Scrape the dough out onto a floured work surface and dust it with a little more flour. Knead it gently with your dominant hand, then scrape it back into a ball with the bench scraper held in your other hand. If it’s a sticky mess, keep dusting with more flour and kneading, until it comes together into a sticky ball, rather than a sticky mess. I used about 30g of flour in this process.
Dust your mixing bowl and place the dough into it. Cover with a damp tea towel and place in a warm place, ideally about 25ºC for an hour.
Grease the inside of your 23cm round springform cake tin with butter.
Turn the dough out onto a lightly floured surface, knead it three times, then roll out to A4 paper size, getting the corners as square as possible.

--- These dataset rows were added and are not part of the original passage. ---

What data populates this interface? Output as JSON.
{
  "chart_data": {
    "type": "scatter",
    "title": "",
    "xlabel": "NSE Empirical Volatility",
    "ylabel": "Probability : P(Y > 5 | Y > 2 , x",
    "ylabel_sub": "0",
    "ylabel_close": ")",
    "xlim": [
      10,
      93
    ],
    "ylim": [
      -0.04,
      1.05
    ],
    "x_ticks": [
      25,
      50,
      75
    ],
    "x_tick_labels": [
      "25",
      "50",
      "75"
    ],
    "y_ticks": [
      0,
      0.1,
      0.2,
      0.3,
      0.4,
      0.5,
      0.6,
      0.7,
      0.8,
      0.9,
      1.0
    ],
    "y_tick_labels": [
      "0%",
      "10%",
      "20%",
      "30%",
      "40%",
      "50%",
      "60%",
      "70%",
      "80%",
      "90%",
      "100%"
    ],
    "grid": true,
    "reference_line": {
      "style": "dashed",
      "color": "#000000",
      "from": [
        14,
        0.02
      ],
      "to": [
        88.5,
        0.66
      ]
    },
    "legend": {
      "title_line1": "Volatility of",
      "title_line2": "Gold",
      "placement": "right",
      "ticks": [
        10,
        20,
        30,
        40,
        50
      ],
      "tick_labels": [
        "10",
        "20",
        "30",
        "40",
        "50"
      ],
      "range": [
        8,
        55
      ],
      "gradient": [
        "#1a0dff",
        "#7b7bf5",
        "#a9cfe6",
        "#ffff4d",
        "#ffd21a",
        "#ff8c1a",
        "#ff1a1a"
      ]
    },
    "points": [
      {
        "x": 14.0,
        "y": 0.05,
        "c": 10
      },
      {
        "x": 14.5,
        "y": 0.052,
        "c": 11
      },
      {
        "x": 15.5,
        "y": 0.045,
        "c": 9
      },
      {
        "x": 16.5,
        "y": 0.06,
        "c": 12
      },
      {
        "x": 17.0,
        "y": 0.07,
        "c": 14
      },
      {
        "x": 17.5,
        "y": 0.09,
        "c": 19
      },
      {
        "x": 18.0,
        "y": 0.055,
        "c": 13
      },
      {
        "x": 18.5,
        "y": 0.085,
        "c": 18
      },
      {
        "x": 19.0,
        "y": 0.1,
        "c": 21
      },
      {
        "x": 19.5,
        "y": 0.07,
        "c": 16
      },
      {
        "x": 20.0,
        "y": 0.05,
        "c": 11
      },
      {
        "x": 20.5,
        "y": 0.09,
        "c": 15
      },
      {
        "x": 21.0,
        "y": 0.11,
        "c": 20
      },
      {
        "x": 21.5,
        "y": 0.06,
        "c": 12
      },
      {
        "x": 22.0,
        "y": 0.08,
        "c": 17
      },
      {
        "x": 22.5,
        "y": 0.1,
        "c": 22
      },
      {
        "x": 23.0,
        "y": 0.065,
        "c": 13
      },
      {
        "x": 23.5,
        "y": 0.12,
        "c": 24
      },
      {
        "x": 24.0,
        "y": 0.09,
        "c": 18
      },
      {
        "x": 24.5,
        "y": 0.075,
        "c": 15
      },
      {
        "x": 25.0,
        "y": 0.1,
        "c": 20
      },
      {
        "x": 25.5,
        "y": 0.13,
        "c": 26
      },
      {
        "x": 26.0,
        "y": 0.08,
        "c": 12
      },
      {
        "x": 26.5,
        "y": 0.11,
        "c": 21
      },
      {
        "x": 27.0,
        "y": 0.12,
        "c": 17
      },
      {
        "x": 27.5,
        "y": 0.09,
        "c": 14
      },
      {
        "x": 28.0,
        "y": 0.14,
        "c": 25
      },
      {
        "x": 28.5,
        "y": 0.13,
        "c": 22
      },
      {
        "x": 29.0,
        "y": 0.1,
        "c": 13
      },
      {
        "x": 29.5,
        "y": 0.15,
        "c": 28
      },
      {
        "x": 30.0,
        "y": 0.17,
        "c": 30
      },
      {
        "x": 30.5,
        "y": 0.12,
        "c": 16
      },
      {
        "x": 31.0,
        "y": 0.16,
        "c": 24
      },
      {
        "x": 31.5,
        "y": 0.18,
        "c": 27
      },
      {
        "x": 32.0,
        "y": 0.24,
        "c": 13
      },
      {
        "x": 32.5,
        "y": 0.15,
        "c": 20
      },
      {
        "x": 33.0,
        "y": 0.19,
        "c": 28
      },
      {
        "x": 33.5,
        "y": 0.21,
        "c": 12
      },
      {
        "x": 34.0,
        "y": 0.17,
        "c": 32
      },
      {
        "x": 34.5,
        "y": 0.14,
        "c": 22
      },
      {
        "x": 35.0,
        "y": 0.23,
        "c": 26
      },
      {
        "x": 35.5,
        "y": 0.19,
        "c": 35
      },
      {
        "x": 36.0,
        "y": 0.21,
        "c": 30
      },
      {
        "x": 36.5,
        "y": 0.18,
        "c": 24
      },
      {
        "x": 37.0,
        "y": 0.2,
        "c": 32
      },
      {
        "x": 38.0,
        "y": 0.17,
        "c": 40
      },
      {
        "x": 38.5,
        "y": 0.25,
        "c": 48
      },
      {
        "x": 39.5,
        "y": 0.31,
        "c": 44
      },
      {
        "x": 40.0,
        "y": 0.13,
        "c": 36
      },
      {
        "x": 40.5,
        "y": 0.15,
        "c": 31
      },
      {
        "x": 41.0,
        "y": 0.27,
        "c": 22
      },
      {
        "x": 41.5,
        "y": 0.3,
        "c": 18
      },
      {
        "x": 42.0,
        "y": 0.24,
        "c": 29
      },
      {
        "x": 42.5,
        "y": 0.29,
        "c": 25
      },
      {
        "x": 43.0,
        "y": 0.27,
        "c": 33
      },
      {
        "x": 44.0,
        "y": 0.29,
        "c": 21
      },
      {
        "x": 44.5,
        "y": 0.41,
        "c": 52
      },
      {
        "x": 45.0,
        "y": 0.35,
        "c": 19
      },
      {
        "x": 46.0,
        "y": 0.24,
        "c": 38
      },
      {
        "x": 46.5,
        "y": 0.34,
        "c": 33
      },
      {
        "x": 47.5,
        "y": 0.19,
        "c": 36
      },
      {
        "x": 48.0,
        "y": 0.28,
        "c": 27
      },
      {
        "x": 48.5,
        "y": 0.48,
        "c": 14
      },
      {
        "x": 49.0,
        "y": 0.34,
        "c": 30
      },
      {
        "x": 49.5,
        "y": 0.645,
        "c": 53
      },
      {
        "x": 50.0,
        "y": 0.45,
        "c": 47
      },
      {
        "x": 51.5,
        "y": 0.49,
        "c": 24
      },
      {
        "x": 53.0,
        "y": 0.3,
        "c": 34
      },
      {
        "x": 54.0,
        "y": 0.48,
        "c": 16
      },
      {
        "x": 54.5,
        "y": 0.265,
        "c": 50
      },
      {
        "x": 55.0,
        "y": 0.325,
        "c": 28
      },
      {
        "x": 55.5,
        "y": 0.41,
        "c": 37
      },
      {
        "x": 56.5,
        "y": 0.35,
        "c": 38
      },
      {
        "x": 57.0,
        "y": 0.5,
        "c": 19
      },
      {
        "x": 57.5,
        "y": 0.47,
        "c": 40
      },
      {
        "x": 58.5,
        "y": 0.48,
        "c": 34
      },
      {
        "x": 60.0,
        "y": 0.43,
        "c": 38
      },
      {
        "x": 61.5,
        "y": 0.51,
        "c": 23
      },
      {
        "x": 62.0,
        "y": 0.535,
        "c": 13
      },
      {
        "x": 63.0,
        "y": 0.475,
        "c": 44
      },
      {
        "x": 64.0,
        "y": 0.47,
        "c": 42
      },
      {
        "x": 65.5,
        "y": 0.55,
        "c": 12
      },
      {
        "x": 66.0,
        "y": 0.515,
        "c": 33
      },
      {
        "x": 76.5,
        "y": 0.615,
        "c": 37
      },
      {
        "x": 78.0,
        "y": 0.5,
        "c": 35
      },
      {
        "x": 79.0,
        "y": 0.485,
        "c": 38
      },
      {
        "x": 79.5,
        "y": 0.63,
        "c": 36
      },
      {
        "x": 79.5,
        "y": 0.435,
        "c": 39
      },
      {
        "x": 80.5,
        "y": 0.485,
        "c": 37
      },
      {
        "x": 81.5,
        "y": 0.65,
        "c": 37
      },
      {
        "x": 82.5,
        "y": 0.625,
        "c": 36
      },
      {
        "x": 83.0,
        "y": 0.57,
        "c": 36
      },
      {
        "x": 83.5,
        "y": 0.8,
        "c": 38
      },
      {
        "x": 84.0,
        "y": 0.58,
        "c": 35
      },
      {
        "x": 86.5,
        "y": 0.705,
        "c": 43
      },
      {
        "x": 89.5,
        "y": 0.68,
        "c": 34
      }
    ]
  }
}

Spread the filling ingredients across the top, first the butter, then dust the cinnamon and sprinkle the sugar, making sure you fill corners – don’t deprive the recipients of the end-pieces! Pass the rolling pin across it, to squish the ingredients into the dough.
Starting with the long edge, roll the dough up. Slice it into seven even sized pieces, place the biggest in the middle of your baking tin and the remaining six evenly spaced around it.
Cover with a damp tea towel and leave in your warm place for another 30 minutes. Meanwhile, pre-heat the oven to gas mark 9, 475ºF, 246ºC, 226ºC fan. For more info about oven temperatures, read my free guide, here.
Remove the tea towel and brush beaten egg across the top, you won’t need all of the egg. Scatter the demerara sugar across the top.
Place in the middle of the oven and immediately turn the temperature down to gas mark 7, 425ºF, 218ºC, 198ºC fan. Cook for 10 minutes, then reduce to gas mark 4, 350ºF, 177ºC, 157ºC fan for a further 15 mins. Remove from the oven and check it’s cooked by tapping the bottom of the tin, it should sound hollow. If you are unsure, cook for a further five minutes.
Place on a rack to cool, removing the outer of the tin when possible, then tear of a chunk and savour the sweet, sweet aroma!